1
votes

For the problem I have: a) An ordered list of points b) A list of points that make up each polygon

For example

point1 = (1, 2, 2)
point2 = (1, 2, 3)
point3 = (1, 3, 3)

polygon1 = [ point1, point2, point3 ]

=> polygon1 is a triangle which could be part of the outside of the model.

I need to calculate the correct normals for lighting in OpenGL.

I know that I can calculate vectors on the plane from the points given, and cross-product to get A normal to the plane, but OpenGL requires the normals to be pointing in the correct direction (ie outward).

The process needs to be automated because I have LOTS of polygons.

If I pick two vectors on the plane I can't tell how I can be sure the normal I have calculated points in the correct direction for lighting (ie is on the outside of the model.)

I figured I could add the calculated normal to a point on the plane and see if its further from the origin to see if its correct, but the model is quite complex and some normals may need to point towards the origin(ish)

If it helps, it turns out all the polygons are triangles (dont see how it helps though, should be able to abstract for any polygon)

2
If there's a triangle floating in space by itself, what's the "correct" side? Seems to me the only right answer is two sided lighting.Ani
Can't you simply use the front face ordering (clockwise or counterclockwise) to define the order you make the cross product?user1118321
@ananthonline - its not a triangle floating in space, i've got lots of polygons which all connect to form a nice closed objectBlue42
@user1118 not quite sure what you mean - are you thinking the order the points are given correspond to which face is on the outside? Its in VTK format so I guess i'll consult their documentationBlue42
Ah, I misunderstood. @datenwolf's answer seems like the correct one to me then.Ani

2 Answers

3
votes

Your problem is usually called "manifold surface orientation". In the case of closed manifolds it can solved unambigously, in the case of open, but orientable manifolds you must manually decide which side of the patch is "outside".

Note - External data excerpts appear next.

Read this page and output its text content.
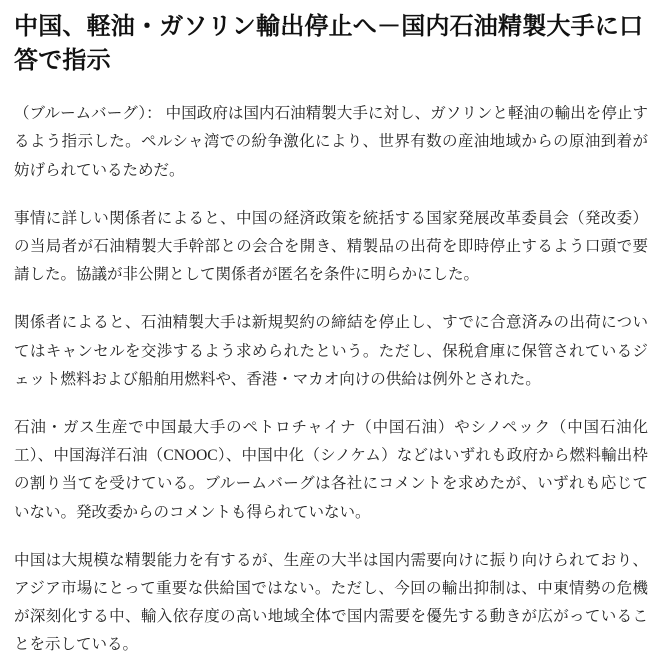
中国、軽油・ガソリン輸出停止へ－国内石油精製大手に口答で指示

（ブルームバーグ）： 中国政府は国内石油精製大手に対し、ガソリンと軽油の輸出を停止するよう指示した。ペルシャ湾での紛争激化により、世界有数の産油地域からの原油到着が妨げられているためだ。

事情に詳しい関係者によると、中国の経済政策を統括する国家発展改革委員会（発改委）の当局者が石油精製大手幹部との会合を開き、精製品の出荷を即時停止するよう口頭で要請した。協議が非公開として関係者が匿名を条件に明らかにした。

関係者によると、石油精製大手は新規契約の締結を停止し、すでに合意済みの出荷についてはキャンセルを交渉するよう求められたという。ただし、保税倉庫に保管されているジェット燃料および船舶用燃料や、香港・マカオ向けの供給は例外とされた。

石油・ガス生産で中国最大手のペトロチャイナ（中国石油）やシノペック（中国石油化工）、中国海洋石油（CNOOC）、中国中化（シノケム）などはいずれも政府から燃料輸出枠の割り当てを受けている。ブルームバーグは各社にコメントを求めたが、いずれも応じていない。発改委からのコメントも得られていない。

中国は大規模な精製能力を有するが、生産の大半は国内需要向けに振り向けられており、アジア市場にとって重要な供給国ではない。ただし、今回の輸出抑制は、中東情勢の危機が深刻化する中、輸入依存度の高い地域全体で国内需要を優先する動きが広がっていることを示している。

However there are some manifolds, like Klein bottles or Moebius strips for which the problem cannot be solved (note that if you cycle two times over the Moebius strip you actually can orient the surface, if you assume that you can see only one side).

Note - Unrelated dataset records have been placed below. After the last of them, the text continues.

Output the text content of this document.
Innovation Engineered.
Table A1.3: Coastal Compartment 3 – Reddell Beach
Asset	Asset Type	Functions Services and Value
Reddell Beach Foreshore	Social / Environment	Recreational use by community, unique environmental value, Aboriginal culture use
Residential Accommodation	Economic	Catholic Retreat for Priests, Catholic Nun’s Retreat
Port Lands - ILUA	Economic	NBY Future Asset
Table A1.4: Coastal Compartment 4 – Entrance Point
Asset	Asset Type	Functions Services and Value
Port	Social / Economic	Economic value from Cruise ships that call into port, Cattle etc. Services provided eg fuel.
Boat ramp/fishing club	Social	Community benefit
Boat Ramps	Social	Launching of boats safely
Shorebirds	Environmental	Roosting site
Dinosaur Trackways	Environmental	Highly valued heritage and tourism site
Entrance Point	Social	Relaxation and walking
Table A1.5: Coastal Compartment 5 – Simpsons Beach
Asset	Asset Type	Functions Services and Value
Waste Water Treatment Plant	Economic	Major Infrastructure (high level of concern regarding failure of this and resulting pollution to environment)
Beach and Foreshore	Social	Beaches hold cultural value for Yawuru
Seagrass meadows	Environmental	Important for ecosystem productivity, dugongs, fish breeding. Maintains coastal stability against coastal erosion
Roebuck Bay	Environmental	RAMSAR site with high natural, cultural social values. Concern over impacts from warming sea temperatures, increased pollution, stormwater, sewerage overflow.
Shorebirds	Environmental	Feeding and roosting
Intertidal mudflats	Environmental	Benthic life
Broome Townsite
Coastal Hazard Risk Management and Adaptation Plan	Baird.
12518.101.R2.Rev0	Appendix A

Okay, regarding your triangle soup problem: This is usually solved using so called half edges. I.e. for every triangle you build the list of vertices that make them up. This gives you 3 directed half-edges for each triangle. Now for each pair of vertices v1, v2 you make a list of edges connecting them (you should use the vertex ID pair as key into a hash map, where key((v1, v2)) == key((v2, v1)), most simply done by sorting them). For each such pair of vertices you should find either only one half edge, or two antiparallel half-edges. If there are more than 2 half-edges then the surface is not orientable. If the half-edges are parallel, the orientation of the triangle that belongs to one of the half-edges must be flipped. Choose one starting triangle, and build a tree of connected triangles, then of those triangles to the next and so on. In the tree store for each triangle a flip counter. If the counter is odd all triangles further down the tree are to be considered flipped as well. No triangle must have it's explicit flip counter being incremented beyond 1. Cumulative flipcounts of merging branches must be even at the merge point.

0
votes

Usually points defined in clockwise direction correspond to the outer surface of the object. So normal calculations will be useful.